Picture of St. John the Evangelist Catholic Church in South Portland Maine

St. John the Evangelist Catholic Church in South Portland Maine, Source: Google Maps

Update May 2018:

Alas, the South Portland city council voted 5-2 to approve a 42 unit “affordable housing” project where St. John’s once stood. Interestingly, this project moved forward despite complaints from the neighborhood that it was too big–in fact, 225 residents signed a petition against it.

Any guesses as to what entity is developing the project?

Try the South Portland Housing Authority. Isn’t there a conflict of interest with the City Council approving zoning changes on a project being run by a city agency? The residents never had a chance.

Original post follows below . . .

Another day, another church may bite the dust in Northern New England. More specifically, the former St.

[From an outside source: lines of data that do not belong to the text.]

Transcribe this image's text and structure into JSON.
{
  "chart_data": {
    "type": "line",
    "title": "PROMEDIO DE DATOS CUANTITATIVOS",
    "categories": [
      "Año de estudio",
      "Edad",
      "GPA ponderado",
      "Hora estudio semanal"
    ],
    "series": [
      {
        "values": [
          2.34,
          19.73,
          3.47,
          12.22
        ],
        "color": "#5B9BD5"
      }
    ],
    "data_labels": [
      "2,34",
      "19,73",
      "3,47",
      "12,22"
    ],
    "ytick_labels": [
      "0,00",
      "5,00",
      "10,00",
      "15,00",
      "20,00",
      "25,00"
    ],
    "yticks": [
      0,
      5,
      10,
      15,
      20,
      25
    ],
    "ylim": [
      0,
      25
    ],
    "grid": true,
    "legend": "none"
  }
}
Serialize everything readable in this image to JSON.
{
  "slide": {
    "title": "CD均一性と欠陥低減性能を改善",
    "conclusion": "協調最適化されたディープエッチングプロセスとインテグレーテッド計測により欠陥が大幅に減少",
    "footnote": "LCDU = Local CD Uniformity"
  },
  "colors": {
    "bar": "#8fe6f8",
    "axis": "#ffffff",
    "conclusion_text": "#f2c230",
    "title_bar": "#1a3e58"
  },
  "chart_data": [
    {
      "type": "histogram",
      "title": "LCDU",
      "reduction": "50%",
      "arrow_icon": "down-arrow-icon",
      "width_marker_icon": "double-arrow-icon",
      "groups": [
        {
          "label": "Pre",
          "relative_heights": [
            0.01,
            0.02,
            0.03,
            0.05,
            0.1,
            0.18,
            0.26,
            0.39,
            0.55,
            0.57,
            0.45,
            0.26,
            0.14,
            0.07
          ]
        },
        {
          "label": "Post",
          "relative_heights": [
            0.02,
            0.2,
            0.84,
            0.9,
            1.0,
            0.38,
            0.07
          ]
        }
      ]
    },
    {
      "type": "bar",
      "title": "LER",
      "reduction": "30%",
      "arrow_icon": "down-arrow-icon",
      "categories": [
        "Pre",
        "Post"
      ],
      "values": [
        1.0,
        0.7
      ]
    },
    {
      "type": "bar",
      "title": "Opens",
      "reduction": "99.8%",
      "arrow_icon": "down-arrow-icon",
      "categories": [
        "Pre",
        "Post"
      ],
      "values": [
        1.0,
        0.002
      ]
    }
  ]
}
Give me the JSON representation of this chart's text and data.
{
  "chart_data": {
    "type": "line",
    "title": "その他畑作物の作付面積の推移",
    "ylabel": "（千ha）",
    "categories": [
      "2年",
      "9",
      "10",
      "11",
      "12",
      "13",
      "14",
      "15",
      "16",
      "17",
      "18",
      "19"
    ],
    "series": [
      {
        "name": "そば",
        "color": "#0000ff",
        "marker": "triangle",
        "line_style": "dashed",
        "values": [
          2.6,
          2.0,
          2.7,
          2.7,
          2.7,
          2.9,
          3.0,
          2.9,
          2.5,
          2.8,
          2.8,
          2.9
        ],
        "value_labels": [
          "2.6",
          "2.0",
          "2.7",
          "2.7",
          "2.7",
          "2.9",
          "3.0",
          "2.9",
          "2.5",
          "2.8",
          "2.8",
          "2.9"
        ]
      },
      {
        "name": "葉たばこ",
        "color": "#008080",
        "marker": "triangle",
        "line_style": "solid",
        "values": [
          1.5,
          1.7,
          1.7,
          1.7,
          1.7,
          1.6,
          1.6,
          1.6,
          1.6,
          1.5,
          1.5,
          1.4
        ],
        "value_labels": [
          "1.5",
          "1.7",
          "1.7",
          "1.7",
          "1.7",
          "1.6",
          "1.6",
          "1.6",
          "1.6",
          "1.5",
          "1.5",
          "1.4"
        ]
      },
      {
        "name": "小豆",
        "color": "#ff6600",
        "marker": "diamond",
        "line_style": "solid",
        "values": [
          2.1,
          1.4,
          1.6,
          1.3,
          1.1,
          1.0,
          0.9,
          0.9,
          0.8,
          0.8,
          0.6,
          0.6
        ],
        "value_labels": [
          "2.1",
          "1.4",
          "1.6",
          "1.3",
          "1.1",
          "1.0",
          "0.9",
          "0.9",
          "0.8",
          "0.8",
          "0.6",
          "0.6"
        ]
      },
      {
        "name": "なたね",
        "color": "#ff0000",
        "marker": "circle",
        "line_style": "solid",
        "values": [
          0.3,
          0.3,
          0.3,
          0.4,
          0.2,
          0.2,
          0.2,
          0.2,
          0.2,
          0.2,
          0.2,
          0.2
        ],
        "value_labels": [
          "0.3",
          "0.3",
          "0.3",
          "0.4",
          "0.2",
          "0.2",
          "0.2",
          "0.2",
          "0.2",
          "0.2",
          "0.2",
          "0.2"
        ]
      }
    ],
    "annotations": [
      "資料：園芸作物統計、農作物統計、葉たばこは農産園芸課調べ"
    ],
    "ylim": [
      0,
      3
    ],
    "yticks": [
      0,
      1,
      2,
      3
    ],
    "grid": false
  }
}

John the Evangelist Catholic church may be torn down to put up a Dunkin Donuts–because clearly we don’t have enough Dunkin Donuts.

Fortunately, there is a complicated plan to move the proposed Dunkin Donuts to a city-owned, vacant lot just down the road. While the plan would not only save the church, the move, while only a block away, would be much better for the area. St. John acts as a transition from a commercial area to a residential area, known as Thornton Heights. This plan would preserve that transition while locating the Dunkin Donuts more squarely in the commercial corridor.

More broadly, this is yet another example of a clash that is becoming all too common in Northern New England–declining religious attendance (forcing the closure of churches) and the historic preservation of architecturally significant buildings. According to the Pew Research Center, only 42 percent of Mainers say that religion is very important to their lives–as it is in all of New England.

Of course, it is not our place to say whether or not people should go to church, but it is also not possible for every church in Northern New England to become a community center either in order to save them. How do we solve this dilemma? Frankly, we are getting tired of seeing these wonderful buildings torn down to become senior housing or a parking lot.

We don’t have the answers to this complex problem, but it appears that this trend is not going to reverse itself any time soon. Communities with churches closing need to take proactive steps to insure that they remain standing. Losing these beautiful buildings will erode the picturesque urban fabric of Northern New England that everyone loves. Just try to imagine a village with no church steeple? We can’t either.